The fantasy part, the creative part: That’s what may just get us through.

This fall’s releases hold plenty of promise in different directions and varying degrees of New. Here are 14 titles to consider. And here’s hoping “Black Panther: Wakanda Forever” is even a fraction as effective as its trailer. All release dates are subject to change.

“The Woman King” (Sept. 16 in theaters): Viola Davis wields the righteous weaponry as the general of the Agojie female warriors, fighting for their African homeland kingdom of Dahomey. Based in fact and, fingers crossed, rousing in execution. Directed by Gina Prince-Bythewood.

“Don’t Worry Darling” (Sept. 23 in theaters): Harry Styles, aka many people’s idea of the Most Interesting Man in the World, stars with Florence Pugh in director Olivia Wilde’s psychological thriller set in a mysterious, cultlike 1950s utopian suburb. Chris Pine and KiKi Layne co-star.

“Blonde” (Sept. 23 on Netflix). Joyce Carol Oates’ poetically, tragically speculative Marilyn Monroe novel becomes a vehicle for Ana de Armas and, judging from the trailers, a stylistic workout for director Andrew Dominik (“The Assassination of Jesse James”).

“Bros” (Sept. 30 in theaters). Billy Eichner and Luke Macfarlane star in the latest from director Nicholas Stoller (”Forgetting Sarah Marshall”). This is being touted by Universal as the first gay rom-com in major-studio Hollywood history. Wow! That didn’t take very long at all!

“Amsterdam” (Oct. 7 in theaters). The return of David O. Russell (”American Hustle,” “Silver Linings Playbook”) in a fictional/factual hybrid of a cockeyed ‘30s murder story, featuring a cast big enough to fill out a disaster movie or three: Christian Bale, Margot Robbie, Anya Taylor-Joy, Rami Malek … and Russell’s go-to, Robert De Niro.

“Till” (Oct. 14 in theaters). The horrific 1955 Mississippi lynching of 14-year-old Chicagoan Emmett Till has been dramatized before; director Chinonye Chukwu (”Clemency”) and the screenwriters focus their account on Mamie Till-Mobley (Danielle Deadwyler), Till’s educator and activist mother, and her drive to bring the killers to justice.

“Ticket to Paradise” (Oct. 21 in theaters). Julia Roberts. George Clooney. Rom-com. Bali. Magic time?

“Black Adam” (Oct. 21 in theaters). Can Dwayne Johnson, who plays the DC Comics character initially designed to be shoehorned into “Shazam!”, elevate the insanely up and down DC film roster? I have no additional questions on this topic at this time.

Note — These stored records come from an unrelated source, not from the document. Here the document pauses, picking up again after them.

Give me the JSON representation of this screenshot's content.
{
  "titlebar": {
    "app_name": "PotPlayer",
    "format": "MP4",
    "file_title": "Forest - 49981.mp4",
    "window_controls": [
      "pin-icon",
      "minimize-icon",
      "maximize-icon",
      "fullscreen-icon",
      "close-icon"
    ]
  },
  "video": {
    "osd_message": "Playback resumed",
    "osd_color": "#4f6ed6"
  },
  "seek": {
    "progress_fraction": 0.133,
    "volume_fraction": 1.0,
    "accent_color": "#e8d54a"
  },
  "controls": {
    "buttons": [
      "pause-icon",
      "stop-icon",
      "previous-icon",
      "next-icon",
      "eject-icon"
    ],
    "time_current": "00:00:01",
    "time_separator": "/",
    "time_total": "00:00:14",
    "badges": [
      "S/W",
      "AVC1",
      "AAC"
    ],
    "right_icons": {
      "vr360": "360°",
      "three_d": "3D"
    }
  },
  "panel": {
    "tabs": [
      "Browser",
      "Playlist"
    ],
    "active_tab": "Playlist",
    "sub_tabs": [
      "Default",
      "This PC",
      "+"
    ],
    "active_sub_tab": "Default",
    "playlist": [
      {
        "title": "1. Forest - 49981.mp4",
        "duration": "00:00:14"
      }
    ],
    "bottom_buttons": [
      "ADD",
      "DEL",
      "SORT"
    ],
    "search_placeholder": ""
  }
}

“Guillermo del Toro’s Cabinet of Curiosities” (Oct. 25 on Netflix). A tantalizing eight-episode horror anthology, featuring a murderer’s row of contemporary masters of the macabre. Anything new from “The Babadook” director Jennifer Kent is everything fine with me.

“The Son” (Nov. 11 in theaters). Anthony Hopkins won his second Oscar for “The Father,” also from playwright/screenwriter Florian Zeller. “The Son” is part of Zeller’s trilogy, starring a similarly prestigious cast of Hugh Jackman, Laura Dern, Vanessa Kirby — and Hopkins once again.

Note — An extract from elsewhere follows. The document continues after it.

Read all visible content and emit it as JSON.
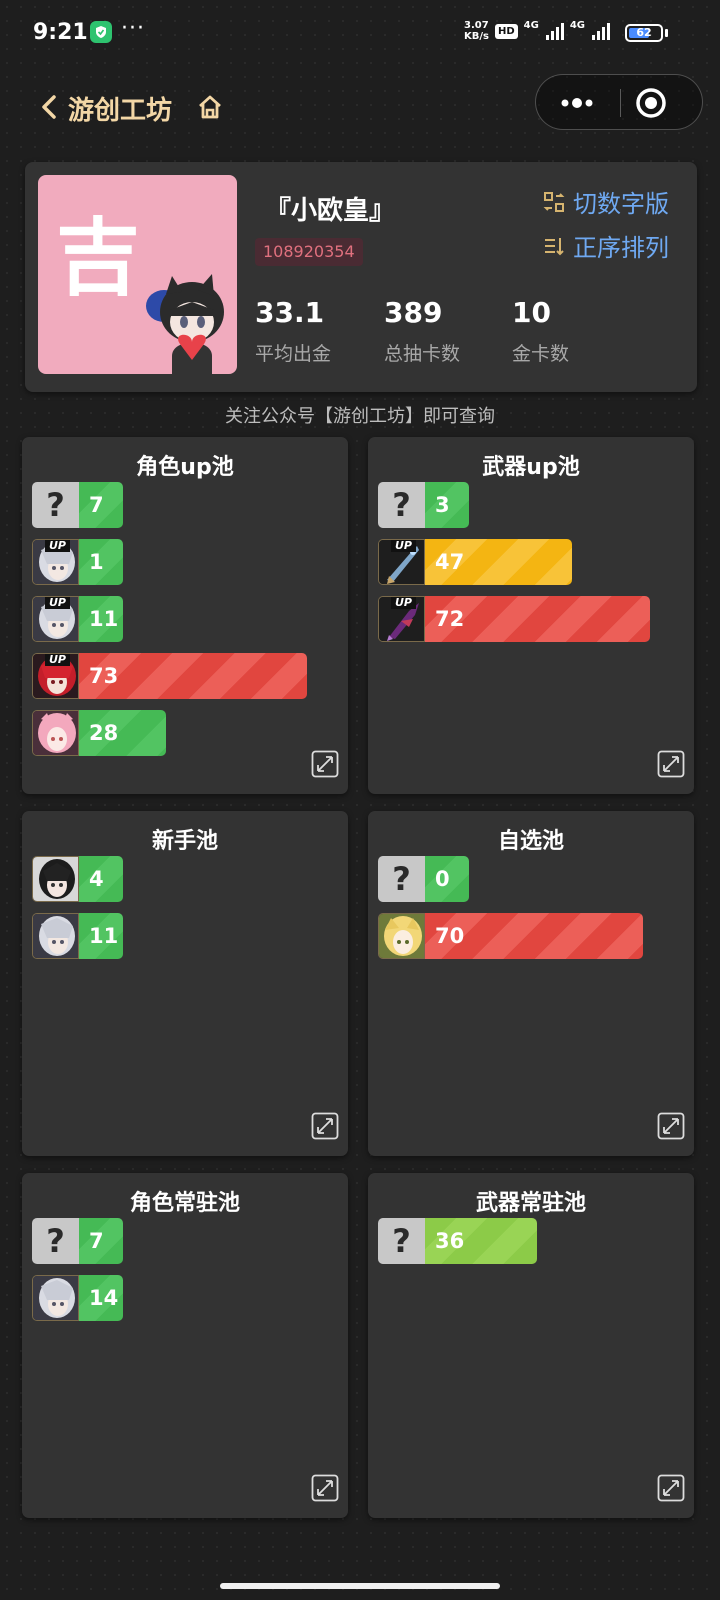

“The Fabelmans” (Nov. 11 in theaters). The collaboration between director Steven Spielberg and screenwriter Tony Kushner continues, enticingly, with this seriocomic semi-autobiographical portrait of a great American filmmaker’s early years. The cast includes Michelle Williams, Paul Dano, Seth Rogen and, yes, David Lynch as John Ford.

“Black Panther: Wakanda Forever” (Nov. 11 in theaters). Forever is a long time, but the devotion to the first “Black Panther” starring the late Chadwick Boseman is ardent indeed. The sequel in this Marvel franchise, directed by Ryan Coogler, sets Queen Ramonda (Angela Bassett), Shuri (Letitia Wright), War Dog Nakia (Lupita Nyong’o) and others against interlopers in a battle for Wakanda.

“The Menu” (Nov. 18 in theaters). An eerie dark-comic premise: Ralph Fiennes portrays the world-class-est of world-class chefs, inviting a select handful of foodies to his remote island resort for the meal of a lifetime.

“She Said” (Nov. 18 in theaters): Or, how they got that story and brought the formerly untouchable movie mogul Harvey Weinstein to justice. In this true-life tale of investigative journalism, Zoe Kazan and Carey Mulligan play New York Times reporters Jodi Kantor and Megan Twohey.